Besides being one of the trustees, Farrukh also chairs the KB Discursive program, which has set up an interdisciplinary, Critical Knowledge Lab. This incubator of ideas is a space to discuss the discourses of our time that individuals from a gamut of fields can engage with. It allows for a cross pollination of ideas which is also documented and made accessible later for research. Farrukh iterates that this is how theories are created – by creating critical materials for researchers. Farrukh laments that the primary reason why we don’t already have that body of information is because academies have not been proactive in this respect; otherwise a locally produced corpus of theoretical content would have been available for those who want to write criticism or teach.
One of the projects that Nilofur Farrukh leads through the discursive program is the study group under the ‘South-South Dialogue.’ For the previous edition, they drew in research from Latin America to distinguish how the society and art from the two regions had evolved in similar conditions after their political history.
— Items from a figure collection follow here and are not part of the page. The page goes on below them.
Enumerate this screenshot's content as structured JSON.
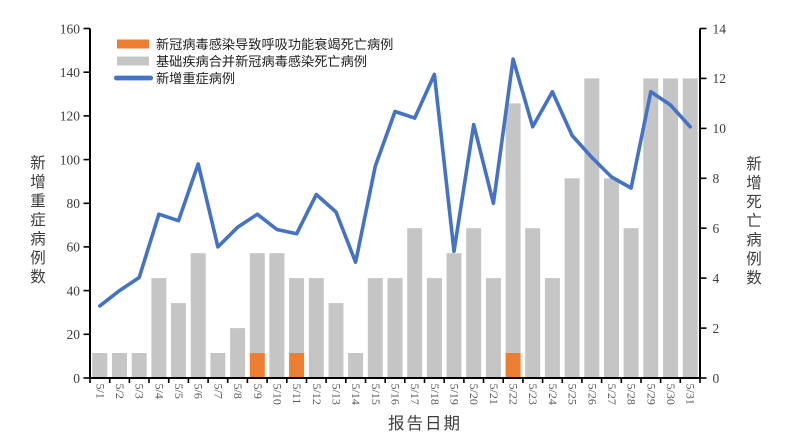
{
  "chart_data": {
    "type": "combo-bar-line",
    "title": "",
    "categories": [
      "5/1",
      "5/2",
      "5/3",
      "5/4",
      "5/5",
      "5/6",
      "5/7",
      "5/8",
      "5/9",
      "5/10",
      "5/11",
      "5/12",
      "5/13",
      "5/14",
      "5/15",
      "5/16",
      "5/17",
      "5/18",
      "5/19",
      "5/20",
      "5/21",
      "5/22",
      "5/23",
      "5/24",
      "5/25",
      "5/26",
      "5/27",
      "5/28",
      "5/29",
      "5/30",
      "5/31"
    ],
    "series": [
      {
        "name": "新冠病毒感染导致呼吸功能衰竭死亡病例",
        "type": "bar",
        "stack": "deaths",
        "axis": "right",
        "color": "#ED7D31",
        "values": [
          0,
          0,
          0,
          0,
          0,
          0,
          0,
          0,
          1,
          0,
          1,
          0,
          0,
          0,
          0,
          0,
          0,
          0,
          0,
          0,
          0,
          1,
          0,
          0,
          0,
          0,
          0,
          0,
          0,
          0,
          0
        ]
      },
      {
        "name": "基础疾病合并新冠病毒感染死亡病例",
        "type": "bar",
        "stack": "deaths",
        "axis": "right",
        "color": "#C5C5C5",
        "values": [
          1,
          1,
          1,
          4,
          3,
          5,
          1,
          2,
          4,
          5,
          3,
          4,
          3,
          1,
          4,
          4,
          6,
          4,
          5,
          6,
          4,
          10,
          6,
          4,
          8,
          12,
          8,
          6,
          12,
          12,
          12
        ]
      },
      {
        "name": "新增重症病例",
        "type": "line",
        "axis": "left",
        "color": "#4472C4",
        "values": [
          33,
          40,
          46,
          75,
          72,
          98,
          60,
          69,
          75,
          68,
          66,
          84,
          76,
          53,
          97,
          122,
          119,
          139,
          58,
          116,
          80,
          146,
          115,
          131,
          111,
          101,
          92,
          87,
          131,
          125,
          115
        ]
      }
    ],
    "left_axis": {
      "title": "新增重症病例数",
      "min": 0,
      "max": 160,
      "step": 20
    },
    "right_axis": {
      "title": "新增死亡病例数",
      "min": 0,
      "max": 14,
      "step": 2
    },
    "x_axis": {
      "title": "报告日期"
    },
    "legend": {
      "position": "top-left-inside"
    },
    "grid": false,
    "background": "#FFFFFF"
  }
}
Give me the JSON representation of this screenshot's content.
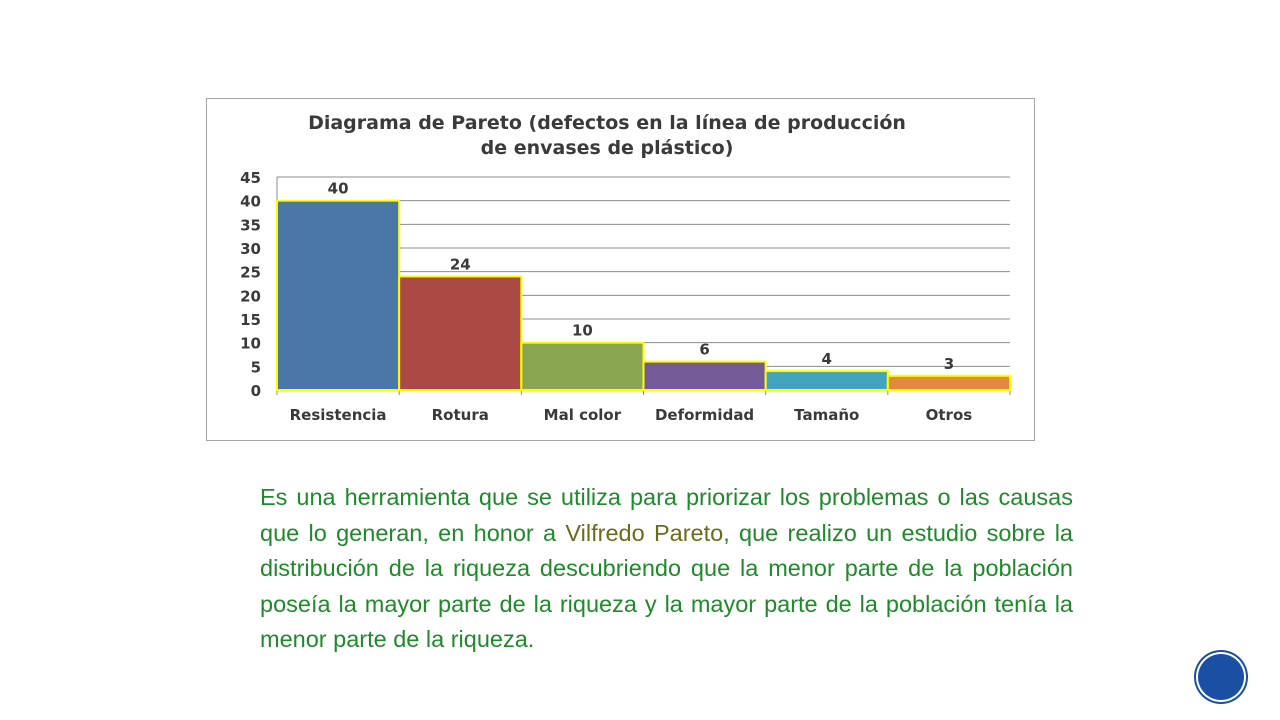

By doing so, a gap was bridged and a dialogue was created. For this year’s biennale, the study group is focusing on Africa and is reading, interpreting, and connecting with writings by the local scholars and critical thinkers from the continent. While there was a strong presence of Latin American artists and curators in the previous biennale, the biennale this year will be hosting three African artists to present their body of work.
Farrukh cites that the long-term goal for the Biennale should most definitely be sustainability. Despite the many hurdles, the biennale has been installed in public parks. With small interventions from high end to grass root level, Farrukh believes that the Biennale has truly connected, and continues to connect people to the city. It is removing barriers, bridging gaps, and making partnerships. This penetration itself, Farrukh believes, has longevity.
Longevity, after all, lies in where you truly get anchored in your realities.